Sem saudosismo
Graças ao arquivo digital, nenhum programa de tevê chegará ao fim
Durante quase 40 anos, nossos pais e avós mantiveram uma lembrança carinhosa da série norte-americana Perdidos no Espaço, também exibida no Brasil. O programa estava imediatamente relacionado à nostalgia pela infância. Quando a série de Irwin Allen foi reeditada em DVD, no começo dos anos 2000, os fãs originais tiveram uma pequena decepção. O protagonista John Robinson já não parecia tão heróico era inclusive raso , o robô B9 estava menos crível e o doutor Smith não erá lá um sujeito tão mau apenas invejoso e solitário.
Mas essa foi, provavelmente, a última geração a desenvolver memória afetiva em relação a um produto cultural. O fim da exibição de reprises permitiu que detalhes sobre o enredo e a produção fossem esquecidos, mas permaneceram as recordações sobre as tardes divertidas passadas em frente à tevê.

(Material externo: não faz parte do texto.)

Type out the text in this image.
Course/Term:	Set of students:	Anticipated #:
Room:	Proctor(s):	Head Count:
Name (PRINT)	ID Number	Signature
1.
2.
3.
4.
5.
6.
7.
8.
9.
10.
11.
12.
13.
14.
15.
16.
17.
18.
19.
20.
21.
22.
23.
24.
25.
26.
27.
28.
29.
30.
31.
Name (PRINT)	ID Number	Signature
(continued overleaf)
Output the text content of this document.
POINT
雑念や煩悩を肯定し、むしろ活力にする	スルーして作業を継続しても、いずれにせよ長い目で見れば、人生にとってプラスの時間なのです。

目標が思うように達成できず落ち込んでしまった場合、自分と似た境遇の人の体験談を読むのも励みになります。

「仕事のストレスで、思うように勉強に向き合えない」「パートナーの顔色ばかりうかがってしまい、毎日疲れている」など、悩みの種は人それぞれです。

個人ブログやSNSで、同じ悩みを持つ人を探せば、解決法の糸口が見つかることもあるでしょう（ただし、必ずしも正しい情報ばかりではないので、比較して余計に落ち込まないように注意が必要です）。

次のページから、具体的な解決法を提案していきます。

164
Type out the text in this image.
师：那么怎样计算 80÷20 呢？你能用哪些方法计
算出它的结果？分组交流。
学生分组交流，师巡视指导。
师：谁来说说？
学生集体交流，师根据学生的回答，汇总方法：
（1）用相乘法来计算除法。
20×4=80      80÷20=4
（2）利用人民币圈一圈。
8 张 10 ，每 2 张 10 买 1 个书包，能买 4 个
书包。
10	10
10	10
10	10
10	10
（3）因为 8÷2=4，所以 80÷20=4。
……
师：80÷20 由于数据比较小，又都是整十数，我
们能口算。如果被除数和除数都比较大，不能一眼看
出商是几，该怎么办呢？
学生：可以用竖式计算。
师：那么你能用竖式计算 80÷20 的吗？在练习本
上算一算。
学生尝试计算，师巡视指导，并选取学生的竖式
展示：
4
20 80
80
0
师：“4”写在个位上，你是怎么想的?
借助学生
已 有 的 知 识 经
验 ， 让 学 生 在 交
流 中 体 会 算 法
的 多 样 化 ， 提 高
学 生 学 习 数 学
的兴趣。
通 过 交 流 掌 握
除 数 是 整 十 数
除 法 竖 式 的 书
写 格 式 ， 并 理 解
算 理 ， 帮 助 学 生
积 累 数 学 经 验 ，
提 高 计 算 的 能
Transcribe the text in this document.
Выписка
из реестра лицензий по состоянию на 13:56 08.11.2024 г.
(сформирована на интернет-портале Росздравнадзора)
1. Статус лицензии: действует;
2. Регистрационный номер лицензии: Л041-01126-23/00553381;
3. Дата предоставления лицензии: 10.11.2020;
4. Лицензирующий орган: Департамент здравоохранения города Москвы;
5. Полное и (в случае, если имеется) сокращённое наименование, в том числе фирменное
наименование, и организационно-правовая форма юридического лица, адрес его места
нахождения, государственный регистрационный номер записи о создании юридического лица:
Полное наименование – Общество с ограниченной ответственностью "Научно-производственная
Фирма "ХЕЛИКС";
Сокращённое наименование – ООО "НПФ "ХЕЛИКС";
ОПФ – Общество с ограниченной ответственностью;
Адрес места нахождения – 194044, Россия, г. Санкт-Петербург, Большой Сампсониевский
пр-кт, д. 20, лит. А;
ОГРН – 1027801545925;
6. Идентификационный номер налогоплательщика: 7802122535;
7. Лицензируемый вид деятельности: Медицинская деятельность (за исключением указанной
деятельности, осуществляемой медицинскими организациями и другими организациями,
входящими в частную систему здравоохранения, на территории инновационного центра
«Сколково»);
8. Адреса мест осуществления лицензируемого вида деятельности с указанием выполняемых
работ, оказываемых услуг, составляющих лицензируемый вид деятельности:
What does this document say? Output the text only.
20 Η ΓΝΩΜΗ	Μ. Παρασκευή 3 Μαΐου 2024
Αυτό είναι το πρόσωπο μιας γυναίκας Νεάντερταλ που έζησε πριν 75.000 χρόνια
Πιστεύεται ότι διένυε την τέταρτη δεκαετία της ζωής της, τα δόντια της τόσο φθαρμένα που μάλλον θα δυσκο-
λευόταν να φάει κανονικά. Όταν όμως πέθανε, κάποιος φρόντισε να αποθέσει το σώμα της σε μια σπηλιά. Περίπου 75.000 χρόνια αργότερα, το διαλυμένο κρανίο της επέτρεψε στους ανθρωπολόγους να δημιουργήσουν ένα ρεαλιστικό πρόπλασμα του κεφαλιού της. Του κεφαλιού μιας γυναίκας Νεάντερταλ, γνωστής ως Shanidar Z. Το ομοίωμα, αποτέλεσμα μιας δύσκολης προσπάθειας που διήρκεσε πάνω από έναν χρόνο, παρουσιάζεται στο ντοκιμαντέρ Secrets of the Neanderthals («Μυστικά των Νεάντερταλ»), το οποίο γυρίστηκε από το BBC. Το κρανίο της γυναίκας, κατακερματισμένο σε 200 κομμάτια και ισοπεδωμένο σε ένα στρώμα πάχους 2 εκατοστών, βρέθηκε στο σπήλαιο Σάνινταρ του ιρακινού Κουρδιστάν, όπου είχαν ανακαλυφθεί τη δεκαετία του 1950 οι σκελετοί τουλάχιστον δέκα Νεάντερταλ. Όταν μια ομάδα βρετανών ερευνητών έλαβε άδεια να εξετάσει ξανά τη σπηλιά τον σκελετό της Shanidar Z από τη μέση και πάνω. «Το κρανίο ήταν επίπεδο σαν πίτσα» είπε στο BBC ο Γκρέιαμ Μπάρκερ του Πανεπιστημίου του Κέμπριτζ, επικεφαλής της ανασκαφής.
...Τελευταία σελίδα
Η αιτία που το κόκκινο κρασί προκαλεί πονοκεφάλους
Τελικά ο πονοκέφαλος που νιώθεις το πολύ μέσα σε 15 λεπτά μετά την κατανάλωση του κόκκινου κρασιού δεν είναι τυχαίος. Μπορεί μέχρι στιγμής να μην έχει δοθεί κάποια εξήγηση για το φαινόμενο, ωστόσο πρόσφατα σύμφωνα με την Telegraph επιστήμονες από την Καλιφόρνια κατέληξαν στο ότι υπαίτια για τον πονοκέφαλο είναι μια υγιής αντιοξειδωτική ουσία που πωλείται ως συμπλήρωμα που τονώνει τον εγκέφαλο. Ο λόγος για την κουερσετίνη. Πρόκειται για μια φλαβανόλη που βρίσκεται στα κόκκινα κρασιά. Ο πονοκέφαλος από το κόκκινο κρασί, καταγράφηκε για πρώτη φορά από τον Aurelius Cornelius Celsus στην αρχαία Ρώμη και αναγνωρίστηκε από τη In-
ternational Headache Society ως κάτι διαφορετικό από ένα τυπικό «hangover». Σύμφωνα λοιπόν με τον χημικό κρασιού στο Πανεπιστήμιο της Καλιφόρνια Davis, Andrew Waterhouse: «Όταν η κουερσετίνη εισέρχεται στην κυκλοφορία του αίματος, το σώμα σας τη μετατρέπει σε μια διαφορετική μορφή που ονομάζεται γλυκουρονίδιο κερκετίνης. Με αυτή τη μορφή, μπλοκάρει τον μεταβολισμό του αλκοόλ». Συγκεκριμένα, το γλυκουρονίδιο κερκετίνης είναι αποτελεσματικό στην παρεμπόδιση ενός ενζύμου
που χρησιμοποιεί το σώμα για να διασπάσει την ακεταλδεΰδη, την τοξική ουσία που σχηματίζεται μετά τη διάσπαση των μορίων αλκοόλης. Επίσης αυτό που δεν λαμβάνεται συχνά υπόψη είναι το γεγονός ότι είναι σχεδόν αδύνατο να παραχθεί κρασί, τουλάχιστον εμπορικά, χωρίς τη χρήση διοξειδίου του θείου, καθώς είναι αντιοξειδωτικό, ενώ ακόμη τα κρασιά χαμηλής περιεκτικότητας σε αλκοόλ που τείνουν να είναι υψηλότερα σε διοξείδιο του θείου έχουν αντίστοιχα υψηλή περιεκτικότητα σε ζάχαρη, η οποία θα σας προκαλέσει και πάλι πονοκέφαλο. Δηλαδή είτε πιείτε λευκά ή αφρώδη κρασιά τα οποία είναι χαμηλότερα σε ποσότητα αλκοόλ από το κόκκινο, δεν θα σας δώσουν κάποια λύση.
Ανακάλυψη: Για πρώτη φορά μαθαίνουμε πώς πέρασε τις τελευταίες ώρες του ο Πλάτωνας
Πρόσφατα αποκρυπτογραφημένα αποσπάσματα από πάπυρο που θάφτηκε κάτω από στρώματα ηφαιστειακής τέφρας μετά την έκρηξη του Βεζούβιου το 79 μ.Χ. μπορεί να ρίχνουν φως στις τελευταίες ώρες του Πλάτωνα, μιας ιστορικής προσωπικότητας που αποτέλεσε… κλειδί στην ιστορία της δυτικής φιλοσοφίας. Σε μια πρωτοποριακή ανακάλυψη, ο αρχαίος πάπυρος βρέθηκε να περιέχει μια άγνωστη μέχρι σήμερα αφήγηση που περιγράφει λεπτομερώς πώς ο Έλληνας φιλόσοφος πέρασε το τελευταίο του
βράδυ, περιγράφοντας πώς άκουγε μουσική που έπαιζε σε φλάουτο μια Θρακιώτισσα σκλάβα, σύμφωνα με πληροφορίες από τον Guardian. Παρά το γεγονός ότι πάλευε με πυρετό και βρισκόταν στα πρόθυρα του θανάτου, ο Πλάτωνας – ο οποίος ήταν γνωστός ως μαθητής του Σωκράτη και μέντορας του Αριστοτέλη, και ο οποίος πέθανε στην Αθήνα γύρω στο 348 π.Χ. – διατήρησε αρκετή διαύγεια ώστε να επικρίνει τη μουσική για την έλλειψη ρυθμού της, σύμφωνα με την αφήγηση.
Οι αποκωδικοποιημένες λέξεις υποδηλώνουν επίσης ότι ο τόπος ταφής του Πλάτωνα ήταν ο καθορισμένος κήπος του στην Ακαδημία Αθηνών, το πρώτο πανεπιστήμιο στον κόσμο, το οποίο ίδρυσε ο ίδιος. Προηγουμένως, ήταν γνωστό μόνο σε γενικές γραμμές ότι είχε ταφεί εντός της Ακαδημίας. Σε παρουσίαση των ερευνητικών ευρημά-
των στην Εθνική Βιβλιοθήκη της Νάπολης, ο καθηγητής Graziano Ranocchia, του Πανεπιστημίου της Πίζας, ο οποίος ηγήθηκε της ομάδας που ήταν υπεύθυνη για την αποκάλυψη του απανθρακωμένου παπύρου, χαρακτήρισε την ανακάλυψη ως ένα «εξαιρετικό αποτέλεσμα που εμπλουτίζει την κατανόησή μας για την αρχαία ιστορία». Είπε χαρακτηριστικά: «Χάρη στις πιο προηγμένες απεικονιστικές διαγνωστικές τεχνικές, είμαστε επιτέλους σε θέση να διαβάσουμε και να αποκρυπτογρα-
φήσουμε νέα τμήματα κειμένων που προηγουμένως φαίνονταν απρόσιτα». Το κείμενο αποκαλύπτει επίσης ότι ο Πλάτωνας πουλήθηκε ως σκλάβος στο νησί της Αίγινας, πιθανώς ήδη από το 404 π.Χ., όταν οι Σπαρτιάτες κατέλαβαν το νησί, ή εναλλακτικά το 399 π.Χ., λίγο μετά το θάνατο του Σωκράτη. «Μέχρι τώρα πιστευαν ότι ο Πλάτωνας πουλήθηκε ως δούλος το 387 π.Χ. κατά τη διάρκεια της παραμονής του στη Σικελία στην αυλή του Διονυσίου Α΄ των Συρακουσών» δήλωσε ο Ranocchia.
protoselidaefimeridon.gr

Nenhum seriado jamais terminará novamente. Após o fim da narrativa, os episódios seguem à disposição na internet. Os fãs poderão assistir mais uma vez a eles a cada par de anos, realizando releituras sobre a obra que estarão atreladas ao amadurecimento intelectual do espectador. Os maléficos "doutores Smiths" do futuro sempre ganharão uma segunda chance.
Pulverização
Para o pesquisador da USP Paulo Roberto Ramos, que também tem experiência em literatura brasileira, teoria e história do cinema, o arquivo digital representa também a pulverização de produtos e gostos. "O espaço tradicional também era um limitador da produção. Mas a internet possibilita que mais coisas sejam produzidas. Artistas que seriam pouco conhecidos acabam tendo contato com apreciadores de seu trabalho, às vezes por um contato direto com o artista", diz.
Morte revivida
Morto em 2006, o ator Irving São Paulo foi um dos assuntos mais comentados nas redes sociais em maio deste ano. Alguns blogueiros e sites reproduziram a notícia como se a morte tivesse recém ocorrido, e o assunto foi um dos mais procurados nos sistemas de busca da internet. O caso se tornou um exemplo das dificuldades de se diferenciar o presente do passado na internet. Irving morreu, no Rio de Janeiro, aos 41 anos de falência múltipla dos órgãos após ser internado com um quadro avançado de inflamação do pâncreas.
"A gente pensa ser possível encontrar tudo e armazenar tudo. Mas isso é impossível tecnológica e humanamente."
Fernanda Galli, pesquisadora da USP-Ribeirão Preto.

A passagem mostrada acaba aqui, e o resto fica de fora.